After we overcame the two problems discussed above, we obtained some good exposures of spectra. It was immediately apparent that the response of the detector was very nonuniform. We suspected that the photocathode had been damaged, rather than the CCD. This hypothesis was confirmed after the flight, see §7.5 and §7.6. The entire picture format was filled with spots where the response inside each spot was about half as large as the interspot regions. It was also clear that the overall sensitivity of the system was much less than expected. Post-flight analysis of spectral intensities showed that the interspot regions had a photoefficiency about 1/3 what it should have been (as judged by the IMAPS sensitivity on earlier sounding rocket flights).
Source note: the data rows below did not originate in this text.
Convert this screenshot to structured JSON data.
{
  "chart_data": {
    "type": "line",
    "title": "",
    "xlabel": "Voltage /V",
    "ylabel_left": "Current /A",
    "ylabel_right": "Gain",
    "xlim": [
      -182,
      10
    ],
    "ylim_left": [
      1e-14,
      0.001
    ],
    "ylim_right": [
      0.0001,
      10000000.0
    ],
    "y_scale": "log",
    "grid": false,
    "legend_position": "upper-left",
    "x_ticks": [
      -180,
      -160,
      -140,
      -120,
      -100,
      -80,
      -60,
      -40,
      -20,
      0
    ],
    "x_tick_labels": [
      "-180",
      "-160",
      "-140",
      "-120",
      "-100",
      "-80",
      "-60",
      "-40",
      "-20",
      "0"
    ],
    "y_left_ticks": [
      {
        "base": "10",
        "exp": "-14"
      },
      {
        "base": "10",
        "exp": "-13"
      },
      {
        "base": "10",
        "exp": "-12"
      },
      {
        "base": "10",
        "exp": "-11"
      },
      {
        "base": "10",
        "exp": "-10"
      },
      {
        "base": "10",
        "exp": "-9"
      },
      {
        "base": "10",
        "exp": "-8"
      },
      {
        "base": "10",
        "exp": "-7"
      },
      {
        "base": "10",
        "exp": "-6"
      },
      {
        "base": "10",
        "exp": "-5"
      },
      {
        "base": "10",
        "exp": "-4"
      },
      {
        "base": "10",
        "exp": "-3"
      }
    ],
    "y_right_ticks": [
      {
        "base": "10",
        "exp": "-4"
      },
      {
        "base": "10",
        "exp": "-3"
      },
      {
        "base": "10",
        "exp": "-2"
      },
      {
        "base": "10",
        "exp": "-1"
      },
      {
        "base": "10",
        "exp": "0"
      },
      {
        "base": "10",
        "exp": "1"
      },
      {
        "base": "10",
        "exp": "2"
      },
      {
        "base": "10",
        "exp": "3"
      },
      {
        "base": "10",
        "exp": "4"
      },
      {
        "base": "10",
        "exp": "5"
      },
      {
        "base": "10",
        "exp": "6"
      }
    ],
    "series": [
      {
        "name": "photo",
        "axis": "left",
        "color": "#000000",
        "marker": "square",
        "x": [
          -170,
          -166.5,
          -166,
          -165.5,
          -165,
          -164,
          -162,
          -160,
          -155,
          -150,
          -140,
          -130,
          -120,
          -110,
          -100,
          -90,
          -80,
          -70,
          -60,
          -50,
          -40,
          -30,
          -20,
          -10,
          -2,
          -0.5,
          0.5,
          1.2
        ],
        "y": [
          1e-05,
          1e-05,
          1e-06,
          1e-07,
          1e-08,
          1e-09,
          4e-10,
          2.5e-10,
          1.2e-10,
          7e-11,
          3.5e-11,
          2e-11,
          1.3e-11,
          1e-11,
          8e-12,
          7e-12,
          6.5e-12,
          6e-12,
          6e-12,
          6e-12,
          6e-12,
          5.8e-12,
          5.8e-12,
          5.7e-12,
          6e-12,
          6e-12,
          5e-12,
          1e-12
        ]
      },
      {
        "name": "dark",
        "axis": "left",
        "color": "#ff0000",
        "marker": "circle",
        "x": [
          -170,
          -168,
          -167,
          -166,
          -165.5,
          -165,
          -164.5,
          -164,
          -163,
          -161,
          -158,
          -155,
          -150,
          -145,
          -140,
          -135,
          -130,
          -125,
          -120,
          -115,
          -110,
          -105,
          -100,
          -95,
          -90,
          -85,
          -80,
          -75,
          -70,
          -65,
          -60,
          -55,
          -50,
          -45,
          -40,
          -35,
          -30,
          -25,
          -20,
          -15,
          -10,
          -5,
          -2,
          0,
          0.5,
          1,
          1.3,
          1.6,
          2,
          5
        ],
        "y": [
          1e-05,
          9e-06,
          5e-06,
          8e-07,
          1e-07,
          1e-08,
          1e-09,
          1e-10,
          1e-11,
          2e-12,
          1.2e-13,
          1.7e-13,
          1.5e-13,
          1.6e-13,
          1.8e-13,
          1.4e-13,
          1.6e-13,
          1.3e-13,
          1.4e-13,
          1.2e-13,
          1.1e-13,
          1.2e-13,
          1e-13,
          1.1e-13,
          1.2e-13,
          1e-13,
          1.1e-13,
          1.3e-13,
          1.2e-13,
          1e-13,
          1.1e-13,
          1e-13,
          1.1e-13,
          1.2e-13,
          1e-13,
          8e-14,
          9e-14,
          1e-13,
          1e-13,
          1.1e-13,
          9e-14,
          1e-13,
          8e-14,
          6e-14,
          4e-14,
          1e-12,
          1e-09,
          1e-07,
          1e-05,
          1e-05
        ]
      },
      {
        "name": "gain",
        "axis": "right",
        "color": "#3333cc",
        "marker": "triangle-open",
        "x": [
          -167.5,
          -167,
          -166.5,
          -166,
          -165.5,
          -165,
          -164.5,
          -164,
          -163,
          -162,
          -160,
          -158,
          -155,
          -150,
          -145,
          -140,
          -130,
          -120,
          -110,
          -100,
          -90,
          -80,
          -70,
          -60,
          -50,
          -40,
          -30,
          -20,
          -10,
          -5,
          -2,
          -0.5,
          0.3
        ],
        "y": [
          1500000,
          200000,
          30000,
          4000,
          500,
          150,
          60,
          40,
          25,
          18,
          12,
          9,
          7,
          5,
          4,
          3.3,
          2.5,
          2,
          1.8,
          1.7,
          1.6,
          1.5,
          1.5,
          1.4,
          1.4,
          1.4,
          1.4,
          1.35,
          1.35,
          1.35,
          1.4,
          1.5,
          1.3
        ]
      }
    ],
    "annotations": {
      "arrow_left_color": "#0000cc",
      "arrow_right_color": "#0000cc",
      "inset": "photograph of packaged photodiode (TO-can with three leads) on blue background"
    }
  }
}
The overall impression one had when viewing a spectrum was that it was being viewed through a mud splattered window: see Fig. 4 in §7.2.
To cope with the photocathode damage, we invoked two strategies in our observing. First, we limited our observations to very bright, unreddened stars. To some degree, this changed the character of our scientific program, but there were still plenty of worthwhile targets to choose from. Second, for each star we took exposures that had slightly different pointings, so that certain features would not consistently fall inside or, worse yet, on the edge of a spot. An explanation of how we coped with the modulation of the spectrum in the data reduction is given in §7.5.
We feel that the most likely explanation for the damage was our inability to control the humidity inside the payload for a period of about 3 days before the Shuttle launch. Up to the time that the payload bay doors were closed, we could maintain a purge of dry nitrogen. However at the time of door closing, we had to remove this purge since access to IMAPS would no longer be possible. During the 3 days that the payload was not under purge, air of normal humidity in the bay could seep inside through a decompression vent and small gaps in the front aperture doors. As explained in §3.4, the photocathode is open to the instrument's interior environment, and the active material, KBr, is strongly hygroscopic. We feel that the damage occurred either during the last day or so before launch, or when adiabatic decompression of the air inside the payload produced a fog that lasted for about 15 seconds during the ascent of the Shuttle.